Speaking this week, he said Apple has no immediate plans to introduce Blu-ray drives inside its computers in the current environment, warning, “You know, Blu-ray is a bag of hurt. I don’t mean from a consumer point of view – it’s great to watch movies – but the licensing is so complex.
“We’re waiting until things settle down and Blu-ray takes off in the marketplace before we burden our customers with the cost of the licensing and the cost of the drives.”
Apple is a member of the Blu-ray Disc Association. However, Blu-ray use would require an additional $30 per Mac sold integrating the technology. There’s also a host of deadly dull issues around DRM.
And, given that the closest most consumers really get to the standard is to intermittently purchase a film to play in the Blu-ray player inside their PS3, it really isn’t clear if the market really wants a replacement for their DVD – despite the hype.

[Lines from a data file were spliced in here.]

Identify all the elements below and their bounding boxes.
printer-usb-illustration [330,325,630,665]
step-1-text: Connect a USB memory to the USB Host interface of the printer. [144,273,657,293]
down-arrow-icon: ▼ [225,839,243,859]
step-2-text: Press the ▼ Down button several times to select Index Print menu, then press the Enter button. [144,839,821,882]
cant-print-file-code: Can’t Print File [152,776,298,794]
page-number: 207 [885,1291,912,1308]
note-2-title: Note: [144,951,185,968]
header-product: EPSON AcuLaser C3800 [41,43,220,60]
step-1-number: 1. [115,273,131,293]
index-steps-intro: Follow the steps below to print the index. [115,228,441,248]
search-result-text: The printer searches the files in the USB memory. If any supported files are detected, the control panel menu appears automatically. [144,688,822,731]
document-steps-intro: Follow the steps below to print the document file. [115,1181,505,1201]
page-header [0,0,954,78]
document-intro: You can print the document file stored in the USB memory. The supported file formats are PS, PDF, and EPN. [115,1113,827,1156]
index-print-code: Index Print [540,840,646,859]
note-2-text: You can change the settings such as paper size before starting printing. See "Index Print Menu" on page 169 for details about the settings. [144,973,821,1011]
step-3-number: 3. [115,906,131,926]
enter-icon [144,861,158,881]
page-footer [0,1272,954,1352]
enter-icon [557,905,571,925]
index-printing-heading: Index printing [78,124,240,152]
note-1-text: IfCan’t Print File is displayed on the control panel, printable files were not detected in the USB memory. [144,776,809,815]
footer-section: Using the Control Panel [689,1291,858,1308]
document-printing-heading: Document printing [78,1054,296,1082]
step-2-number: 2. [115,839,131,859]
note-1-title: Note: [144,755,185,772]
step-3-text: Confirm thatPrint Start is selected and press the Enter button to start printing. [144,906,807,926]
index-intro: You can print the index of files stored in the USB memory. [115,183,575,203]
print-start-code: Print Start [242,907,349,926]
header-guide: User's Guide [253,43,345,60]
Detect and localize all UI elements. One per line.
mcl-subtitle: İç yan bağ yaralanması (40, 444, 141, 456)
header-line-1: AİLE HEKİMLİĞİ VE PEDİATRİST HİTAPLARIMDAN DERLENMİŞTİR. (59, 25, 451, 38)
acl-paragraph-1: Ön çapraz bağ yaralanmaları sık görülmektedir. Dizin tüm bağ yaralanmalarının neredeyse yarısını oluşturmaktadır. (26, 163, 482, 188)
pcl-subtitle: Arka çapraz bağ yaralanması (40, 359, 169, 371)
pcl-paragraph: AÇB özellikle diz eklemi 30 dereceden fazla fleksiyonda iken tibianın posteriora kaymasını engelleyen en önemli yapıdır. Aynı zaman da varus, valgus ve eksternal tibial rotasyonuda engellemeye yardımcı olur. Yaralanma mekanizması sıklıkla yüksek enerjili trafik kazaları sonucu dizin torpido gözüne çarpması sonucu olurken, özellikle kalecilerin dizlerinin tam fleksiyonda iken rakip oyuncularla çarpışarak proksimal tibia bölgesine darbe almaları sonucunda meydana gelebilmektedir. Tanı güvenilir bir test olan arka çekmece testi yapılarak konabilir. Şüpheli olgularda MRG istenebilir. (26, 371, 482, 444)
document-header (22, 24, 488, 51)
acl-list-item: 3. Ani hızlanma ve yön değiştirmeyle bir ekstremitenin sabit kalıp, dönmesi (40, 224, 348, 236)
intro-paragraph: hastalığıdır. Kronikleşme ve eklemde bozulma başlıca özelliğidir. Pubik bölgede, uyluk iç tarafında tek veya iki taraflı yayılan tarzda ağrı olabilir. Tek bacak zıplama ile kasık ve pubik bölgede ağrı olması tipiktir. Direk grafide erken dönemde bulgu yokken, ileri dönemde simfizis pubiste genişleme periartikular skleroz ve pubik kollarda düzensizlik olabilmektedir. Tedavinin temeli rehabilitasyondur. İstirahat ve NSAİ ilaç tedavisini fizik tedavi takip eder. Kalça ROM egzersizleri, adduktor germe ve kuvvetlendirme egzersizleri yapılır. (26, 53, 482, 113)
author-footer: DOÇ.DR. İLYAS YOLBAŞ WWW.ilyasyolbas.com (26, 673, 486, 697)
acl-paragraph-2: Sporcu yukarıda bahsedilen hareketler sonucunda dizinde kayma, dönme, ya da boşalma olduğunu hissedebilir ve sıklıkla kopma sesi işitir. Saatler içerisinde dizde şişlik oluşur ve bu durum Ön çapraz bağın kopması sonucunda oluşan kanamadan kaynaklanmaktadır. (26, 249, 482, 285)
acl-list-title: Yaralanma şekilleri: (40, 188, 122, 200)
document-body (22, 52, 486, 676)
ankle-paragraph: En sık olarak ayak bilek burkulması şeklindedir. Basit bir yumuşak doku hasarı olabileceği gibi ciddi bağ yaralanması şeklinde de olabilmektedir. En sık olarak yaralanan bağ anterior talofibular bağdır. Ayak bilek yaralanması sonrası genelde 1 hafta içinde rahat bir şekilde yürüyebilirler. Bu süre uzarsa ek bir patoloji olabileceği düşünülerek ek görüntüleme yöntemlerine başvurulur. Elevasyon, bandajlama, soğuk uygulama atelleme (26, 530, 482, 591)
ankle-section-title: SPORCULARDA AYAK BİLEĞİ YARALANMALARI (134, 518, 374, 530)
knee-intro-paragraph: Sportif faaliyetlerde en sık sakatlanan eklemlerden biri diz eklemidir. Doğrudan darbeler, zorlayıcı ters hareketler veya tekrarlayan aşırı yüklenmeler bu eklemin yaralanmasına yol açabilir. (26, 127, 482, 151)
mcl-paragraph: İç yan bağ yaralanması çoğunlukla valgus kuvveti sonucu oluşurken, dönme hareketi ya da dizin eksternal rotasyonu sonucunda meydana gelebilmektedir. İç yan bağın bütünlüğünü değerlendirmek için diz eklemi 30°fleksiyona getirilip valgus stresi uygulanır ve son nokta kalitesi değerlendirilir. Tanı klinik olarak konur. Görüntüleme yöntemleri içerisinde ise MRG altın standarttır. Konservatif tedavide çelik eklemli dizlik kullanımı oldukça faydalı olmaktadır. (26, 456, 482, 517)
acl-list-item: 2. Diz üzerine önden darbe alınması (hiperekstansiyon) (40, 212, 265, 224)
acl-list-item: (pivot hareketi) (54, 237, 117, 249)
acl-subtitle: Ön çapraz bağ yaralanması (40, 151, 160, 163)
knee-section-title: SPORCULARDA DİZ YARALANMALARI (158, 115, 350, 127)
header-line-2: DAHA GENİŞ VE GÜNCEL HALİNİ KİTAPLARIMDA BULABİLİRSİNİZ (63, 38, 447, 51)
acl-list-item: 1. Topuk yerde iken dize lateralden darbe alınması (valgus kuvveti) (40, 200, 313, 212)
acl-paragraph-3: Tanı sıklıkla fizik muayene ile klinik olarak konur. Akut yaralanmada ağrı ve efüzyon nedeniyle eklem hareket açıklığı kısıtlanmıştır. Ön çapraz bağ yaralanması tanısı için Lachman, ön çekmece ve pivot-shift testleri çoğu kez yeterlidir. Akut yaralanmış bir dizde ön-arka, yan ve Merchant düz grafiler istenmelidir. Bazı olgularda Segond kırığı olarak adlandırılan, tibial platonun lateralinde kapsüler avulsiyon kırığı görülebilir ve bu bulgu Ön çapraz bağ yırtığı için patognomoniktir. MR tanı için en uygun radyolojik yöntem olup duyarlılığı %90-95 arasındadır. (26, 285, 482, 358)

Even in the US, where the hype is at its thickest, Nielsen VideoScan recently released figures that indicates the format accounts for just 8 per cent of the US home video market.
We think: People don’t want Blu-ray, they don’t want to invest in it and are mistrustful of it. Indeed, the next-gen format war between HDTV and Blu-ray made both technologies feel like corporate agendas, rather than liberating consumer technologies. No matter how many women you pay to dress up in stupid costumes at trade shows.
With an explosion in online film services, is Blu-ray really necessary? We fear it will be consigned to history as a technological advance that proved the engineering adage that “better is not necessarily better than best”.
‘Course, we’re happy to be proved wrong.